Audi’s $10,000 win from Badger Cash Blowout was a one-in-72,000 chance. When he bought a $30 Super Millions scratch-off ticket, he had a one-in-200,000 shot of winning $5,000. That is the same odds as giving birth to conjoined twins. But that ticket cashed also.

Of his 33 wins, Audi purchased 30 of the tickets at Charlie’s Liquor & Tobacco Mart – the place where he works.

Audi’s wins are surprising, but he’s not the luckiest person in Wisconsin.

More ‘lucky winners’

According to Wisconsin Lottery data obtained by Gaming the Lottery, an international investigation into the global lottery industry, the state’s most frequent winner was Annie Mason of Milwaukee. Mason bought tickets worth $600 or more 65 times since 2000, for total winnings of $466,780. She hung up twice when contacted by a reporter.
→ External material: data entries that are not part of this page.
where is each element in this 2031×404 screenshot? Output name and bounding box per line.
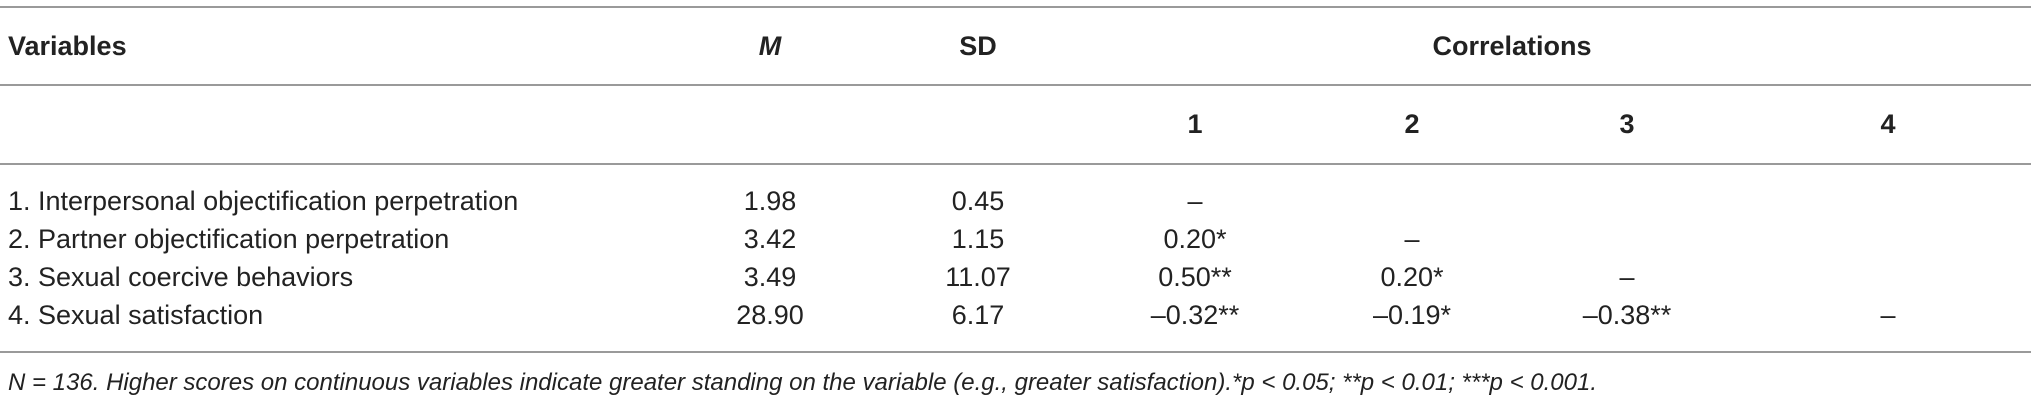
- subheader-col-3: 3: [1619, 109, 1635, 139]
- row-label: 2. Partner objectification perpetration: [8, 224, 450, 254]
- row-sd: 0.45: [951, 186, 1005, 216]
- row-corr-3: –: [1619, 262, 1635, 292]
- header-sd: SD: [959, 31, 997, 61]
- table-footnote: N = 136. Higher scores on continuous var…: [8, 369, 1597, 396]
- row-mean: 3.49: [743, 262, 797, 292]
- row-corr-1: 0.50**: [1158, 262, 1232, 292]
- header-variables: Variables: [8, 31, 127, 61]
- row-corr-2: –0.19*: [1372, 300, 1452, 330]
- row-mean: 1.98: [743, 186, 797, 216]
- row-corr-2: –: [1404, 224, 1420, 254]
- row-sd: 11.07: [945, 262, 1011, 292]
- table-top-rule: [0, 6, 2031, 8]
- subheader-col-4: 4: [1880, 109, 1896, 139]
- header-mean: M: [758, 31, 782, 61]
- row-corr-4: –: [1880, 300, 1896, 330]
- header-correlations: Correlations: [1432, 31, 1592, 61]
- subheader-col-1: 1: [1187, 109, 1203, 139]
- row-label: 4. Sexual satisfaction: [8, 300, 264, 330]
- row-sd: 6.17: [951, 300, 1005, 330]
- row-corr-1: –0.32**: [1150, 300, 1240, 330]
- row-mean: 28.90: [736, 300, 804, 330]
- row-corr-1: 0.20*: [1163, 224, 1227, 254]
- row-label: 1. Interpersonal objectification perpetr…: [8, 186, 519, 216]
- subheader-col-2: 2: [1404, 109, 1420, 139]
- row-mean: 3.42: [743, 224, 797, 254]
- row-label: 3. Sexual coercive behaviors: [8, 262, 354, 292]
- row-sd: 1.15: [951, 224, 1005, 254]
- header-rule: [0, 84, 2031, 86]
- row-corr-1: –: [1187, 186, 1203, 216]
- table-bottom-rule: [0, 351, 2031, 353]
- row-corr-3: –0.38**: [1582, 300, 1672, 330]
- row-corr-2: 0.20*: [1380, 262, 1444, 292]
- subheader-rule: [0, 163, 2031, 165]
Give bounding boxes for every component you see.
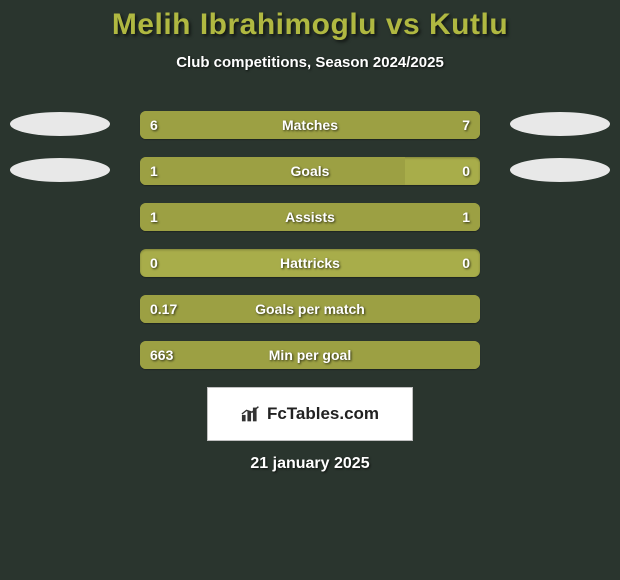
stat-row: 663Min per goal	[0, 341, 620, 369]
stat-label: Matches	[140, 111, 480, 139]
comparison-infographic: Melih Ibrahimoglu vs Kutlu Club competit…	[0, 0, 620, 580]
player-placeholder-right	[510, 158, 610, 182]
stat-bar: 10Goals	[140, 157, 480, 185]
player-placeholder-right	[510, 112, 610, 136]
stat-label: Min per goal	[140, 341, 480, 369]
date-label: 21 january 2025	[0, 455, 620, 473]
subtitle: Club competitions, Season 2024/2025	[0, 54, 620, 71]
page-title: Melih Ibrahimoglu vs Kutlu	[0, 8, 620, 42]
player-placeholder-left	[10, 158, 110, 182]
stat-row: 00Hattricks	[0, 249, 620, 277]
stat-bar: 663Min per goal	[140, 341, 480, 369]
logo-text: FcTables.com	[267, 404, 379, 424]
stat-bar: 00Hattricks	[140, 249, 480, 277]
stats-rows: 67Matches 10Goals 11Assists 00Hattricks 0.17…	[0, 111, 620, 369]
stat-bar: 67Matches	[140, 111, 480, 139]
chart-bars-icon	[241, 405, 263, 423]
stat-row: 67Matches	[0, 111, 620, 139]
stat-row: 11Assists	[0, 203, 620, 231]
stat-row: 0.17Goals per match	[0, 295, 620, 323]
stat-label: Goals per match	[140, 295, 480, 323]
stat-bar: 11Assists	[140, 203, 480, 231]
logo-box: FcTables.com	[207, 387, 413, 441]
stat-row: 10Goals	[0, 157, 620, 185]
stat-label: Assists	[140, 203, 480, 231]
stat-label: Hattricks	[140, 249, 480, 277]
stat-label: Goals	[140, 157, 480, 185]
player-placeholder-left	[10, 112, 110, 136]
stat-bar: 0.17Goals per match	[140, 295, 480, 323]
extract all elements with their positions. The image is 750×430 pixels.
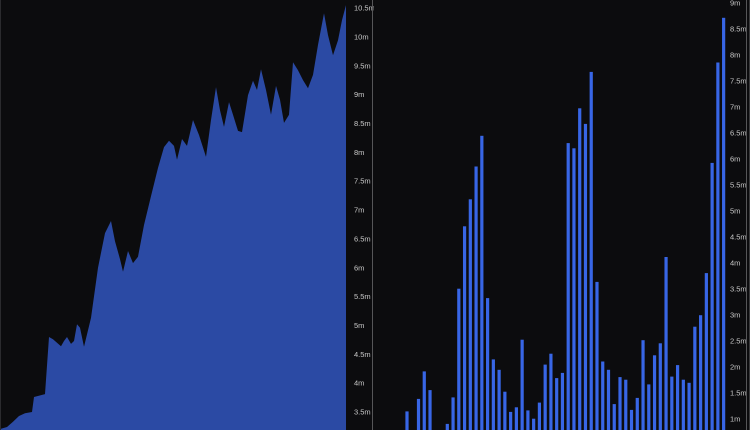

In that same time, 11 winners have cashed 20 or more winning tickets of at least $600, earning prizes totaling $100,000 or more each.

Thousands of people throughout the state play a variety of games including scratch-off games and traditional lotteries, such as Powerball, which involve guessing numbers that will appear in daily or biweekly drawings. The lottery has provided more than $4.1 billion in property tax relief and at least $7.8 billion in prizes since it was launched in 1988.

The Wisconsin Center for Investigative Journalism found that at least three of the top 13 winners who have won 20 times or more in recent years have close ties to the retailers selling them the winning tickets — including Audi, who works at Charlie’s Liquor & Tobacco Mart, home to 30 of his 33 wins.

What laws are in place?

Wisconsin has no laws barring lottery retailers or their employees from buying or cashing in lottery tickets at their own stores. This is a gap in regulation that could open the state’s $600-million-a-year lottery system to fraud. Canada learned that lesson in 2006 when provincial lotteries in Ontario and British Columbia were rocked by scandals uncovered in media reports involving store owners and clerks.

In the US, news reports have revealed suspicious pockets of frequent winners. In some cases, these are owners or clerks at stores that sell lottery tickets.

Iowa’s lottery considered banning retail employees from playing the lottery at stores where they work. This is to ensure the games’ integrity. The ombudsman’s office investigates citizen complaints about state government.